Detalle Publicación

ARTÍCULO
Splicing factor SLU7 prevents oxidative stress-mediated hepatocyte nuclear factor 4 alpha degradation, preserving hepatic differentiation and protecting from liver damage
Título de la revista: HEPATOLOGY
ISSN: 0270-9139
Volumen: 74
Número: 5
Páginas: 2791 - 2807
Fecha de publicación: 2021
Lugar: WOS
Resumen:
Background and Aims Hepatocellular dedifferentiation is emerging as an important determinant in liver disease progression. Preservation of mature hepatocyte identity relies on a set of key genes, predominantly the transcription factor hepatocyte nuclear factor 4 alpha (HNF4 alpha) but also splicing factors like SLU7. How these factors interact and become dysregulated and the impact of their impairment in driving liver disease are not fully understood.
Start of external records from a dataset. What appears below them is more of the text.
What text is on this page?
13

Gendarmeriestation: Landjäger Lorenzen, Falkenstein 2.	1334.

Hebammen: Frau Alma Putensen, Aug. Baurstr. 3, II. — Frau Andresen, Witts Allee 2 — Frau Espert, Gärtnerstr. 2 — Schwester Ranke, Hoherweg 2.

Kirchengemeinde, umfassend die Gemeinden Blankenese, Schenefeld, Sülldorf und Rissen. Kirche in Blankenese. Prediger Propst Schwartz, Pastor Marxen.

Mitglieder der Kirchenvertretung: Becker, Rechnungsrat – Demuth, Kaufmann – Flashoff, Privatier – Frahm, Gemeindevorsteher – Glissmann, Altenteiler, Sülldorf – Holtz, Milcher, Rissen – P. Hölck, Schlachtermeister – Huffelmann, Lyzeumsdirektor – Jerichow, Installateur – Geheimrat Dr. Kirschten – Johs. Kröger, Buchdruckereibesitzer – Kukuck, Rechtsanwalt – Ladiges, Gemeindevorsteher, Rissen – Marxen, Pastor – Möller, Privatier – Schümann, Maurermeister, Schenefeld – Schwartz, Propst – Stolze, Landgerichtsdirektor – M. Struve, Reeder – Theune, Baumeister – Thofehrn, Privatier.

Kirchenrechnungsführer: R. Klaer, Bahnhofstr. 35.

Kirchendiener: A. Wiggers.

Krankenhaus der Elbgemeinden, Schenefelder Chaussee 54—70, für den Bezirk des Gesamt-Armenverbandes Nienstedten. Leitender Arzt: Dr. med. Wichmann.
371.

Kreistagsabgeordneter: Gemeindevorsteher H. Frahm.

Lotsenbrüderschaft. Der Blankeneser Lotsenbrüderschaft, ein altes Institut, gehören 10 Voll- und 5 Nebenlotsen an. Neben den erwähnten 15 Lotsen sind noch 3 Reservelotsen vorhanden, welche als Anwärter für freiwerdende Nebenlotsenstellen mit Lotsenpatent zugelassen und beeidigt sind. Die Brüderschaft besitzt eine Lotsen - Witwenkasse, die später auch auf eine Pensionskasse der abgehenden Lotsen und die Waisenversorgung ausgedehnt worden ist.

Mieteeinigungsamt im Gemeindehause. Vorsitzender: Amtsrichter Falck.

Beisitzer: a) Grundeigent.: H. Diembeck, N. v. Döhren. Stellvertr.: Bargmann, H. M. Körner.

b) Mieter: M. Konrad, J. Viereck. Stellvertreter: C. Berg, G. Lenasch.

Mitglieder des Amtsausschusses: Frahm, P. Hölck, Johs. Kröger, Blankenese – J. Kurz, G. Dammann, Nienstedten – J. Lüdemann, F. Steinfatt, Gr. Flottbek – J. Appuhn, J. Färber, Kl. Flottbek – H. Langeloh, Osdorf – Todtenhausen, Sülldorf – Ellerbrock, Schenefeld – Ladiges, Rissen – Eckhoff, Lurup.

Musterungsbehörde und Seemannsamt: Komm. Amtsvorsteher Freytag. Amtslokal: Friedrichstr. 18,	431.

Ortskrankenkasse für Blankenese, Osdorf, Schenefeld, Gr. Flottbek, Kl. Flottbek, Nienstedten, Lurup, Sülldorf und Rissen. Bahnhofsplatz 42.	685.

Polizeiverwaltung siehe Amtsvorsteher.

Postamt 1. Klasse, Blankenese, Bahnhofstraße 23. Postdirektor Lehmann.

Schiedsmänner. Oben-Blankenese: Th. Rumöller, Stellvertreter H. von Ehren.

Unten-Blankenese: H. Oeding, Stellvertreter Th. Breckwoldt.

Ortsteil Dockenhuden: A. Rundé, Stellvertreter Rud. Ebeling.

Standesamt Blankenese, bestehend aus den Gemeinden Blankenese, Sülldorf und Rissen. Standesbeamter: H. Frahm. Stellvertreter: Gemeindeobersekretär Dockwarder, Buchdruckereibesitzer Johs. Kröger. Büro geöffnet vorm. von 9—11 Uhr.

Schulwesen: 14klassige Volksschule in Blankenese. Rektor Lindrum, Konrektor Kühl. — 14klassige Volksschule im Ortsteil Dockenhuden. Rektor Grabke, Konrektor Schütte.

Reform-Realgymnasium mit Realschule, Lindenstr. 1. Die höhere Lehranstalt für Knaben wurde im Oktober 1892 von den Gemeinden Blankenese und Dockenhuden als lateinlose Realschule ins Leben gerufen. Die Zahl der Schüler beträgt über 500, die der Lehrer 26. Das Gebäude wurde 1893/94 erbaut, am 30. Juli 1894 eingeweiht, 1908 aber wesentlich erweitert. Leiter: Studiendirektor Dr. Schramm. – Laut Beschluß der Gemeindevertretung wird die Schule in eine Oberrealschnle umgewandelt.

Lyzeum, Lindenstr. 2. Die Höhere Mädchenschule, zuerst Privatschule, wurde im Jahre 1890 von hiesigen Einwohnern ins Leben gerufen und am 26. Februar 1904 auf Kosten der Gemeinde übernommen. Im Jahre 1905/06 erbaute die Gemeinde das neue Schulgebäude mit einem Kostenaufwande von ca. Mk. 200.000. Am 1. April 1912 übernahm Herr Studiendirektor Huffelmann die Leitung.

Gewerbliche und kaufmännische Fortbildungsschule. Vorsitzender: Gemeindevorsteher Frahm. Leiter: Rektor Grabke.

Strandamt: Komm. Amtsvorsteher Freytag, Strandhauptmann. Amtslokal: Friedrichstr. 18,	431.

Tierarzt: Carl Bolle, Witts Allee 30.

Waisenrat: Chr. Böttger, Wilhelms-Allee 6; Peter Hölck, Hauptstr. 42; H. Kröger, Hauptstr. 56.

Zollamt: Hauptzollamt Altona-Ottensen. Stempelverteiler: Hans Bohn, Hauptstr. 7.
Approach and Results Expression of SLU7 and that of the adult and oncofetal isoforms of HNF4 alpha, driven by its promoter 1 (P1) and P2, respectively, was studied in diseased human and mouse livers. Hepatic function and damage response were analyzed in wild-type and Slu7-haploinsufficient/heterozygous (Slu7(+/-)) mice undergoing chronic (CCl4) and acute (acetaminophen) injury. SLU7 expression was restored in CCl4-injured mice using SLU7-expressing adeno-associated viruses (AAV-SLU7). The hepatocellular SLU7 interactome was characterized by mass spectrometry. Reduced SLU7 expression in human and mouse diseased livers correlated with a switch in HNF4 alpha P1 to P2 usage. This response was reproduced in Slu7(+/-) mice, which displayed increased sensitivity to chronic and acute liver injury, enhanced oxidative stress, and marked impairment of hepatic functions. AAV-SLU7 infection prevented liver injury and hepatocellular dedifferentiation. Mechanistically we demonstrate a unique role for SLU7 in the preservation of HNF4 alpha 1 protein stability through its capacity to protect the liver against oxidative stress. SLU7 is herein identified as a key component of the stress granule proteome, an essential part of the cell's antioxidant machinery. Conclusions Our results place SLU7 at the highest level of hepatocellular identity control, identifying SLU7 as a link between stress-protective mechanisms and liver differentiation. These findings emphasize the importance of the preservation of hepatic functions in the protection from liver injury.